The improved counter:

With buildings: Without:

Yeah, not easy to see what's actually going on. Paths in the ramps are: coming in from the southwestern corner - EW ramp, NES t-junction ramp (!), north of it a NS ramp. In the southeastern corner an EW ramp with another EW ramp on the level below ('underground'). The 'up' ramp seen to the east is a simple EW ramp with solid floor/ceiling above, it's only there to bounce the cart against. The pressure plate is located so that it sends a signal if the cart is ready to accept a new input, it could be positioned on the crossing to always send a signal as long as the cart is inside the cell instead. If the hatch is open, a cart will pass straight through the pit, if the hatch is closed, a cart entering from north _or_ west will only emerge to the north. Of crucial importance is the correct orientation of the hatched-over ramp. No other design will work for our purpose, others will have completely different effects or are completely dysfunctional. The cart will actually come to a stop on a cross track ramp when bouncing against the hatch: it takes its next move at zero speed and with no preset direction, and since two 'down' directions are available, it picks neither.

When a cart arrives in the circuit while the input signal is on, the hatch will be open and the cart will simply pass from west to east through the pit, bleed off excess speed in the underground booster and cycle around for another pass.
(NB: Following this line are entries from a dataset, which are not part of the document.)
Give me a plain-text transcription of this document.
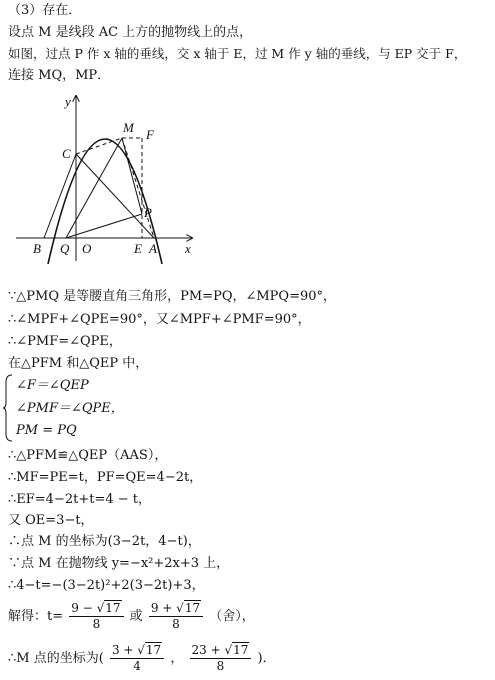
（3）存在．
设点 M 是线段 AC 上方的抛物线上的点，
如图，过点 P 作 x 轴的垂线，交 x 轴于 E，过 M 作 y 轴的垂线，与 EP 交于 F，
连接 MQ，MP．
y
x
C
M F
P
B Q O	E A
∵△PMQ 是等腰直角三角形，PM=PQ，∠MPQ=90°，
∴∠MPF+∠QPE=90°，又∠MPF+∠PMF=90°，
∴∠PMF=∠QPE，
在△PFM 和△QEP 中，
∠F＝∠QEP
∠PMF＝∠QPE，
PM = PQ
∴△PFM≌△QEP（AAS），
∴MF=PE=t，PF=QE=4−2t，
∴EF=4−2t+t=4 − t，
又 OE=3−t，
∴点 M 的坐标为(3−2t，4−t)，
∵点 M 在抛物线 y=−x²+2x+3 上，
∴4−t=−(3−2t)²+2(3−2t)+3，
解得：$t= \frac{9 - √17}{8}$ 或 $\frac{9 + √17}{8}$ （舍），
∴M 点的坐标为( $\frac{3 + √17}{4}$ ， $\frac{23 + √17}{8}$ )．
Once the signal turns off, the cart switches to 'ready' status, bouncing between the up ramp and the closed hatch cover. Once the next 'on' signal arrives, the cart passes through the pit from north to south and leaves the array, e.g. to enter the next one, where it'll once again cycle around, waiting for the next off signal to prime it. This way, single-pulse signals can be counted, but also longer-lasting signals like levers pulled by dwarfs, without the counter just ticking on when the signal stays on for too long. Ticks of a clock could thus be counted very reliably, as long as there is enough 'cooldown' time between ticks and sufficiently long off signals - a clock with a base 'frequency' of 1/150+ ticks should be slow enough to be counted without missing pulses.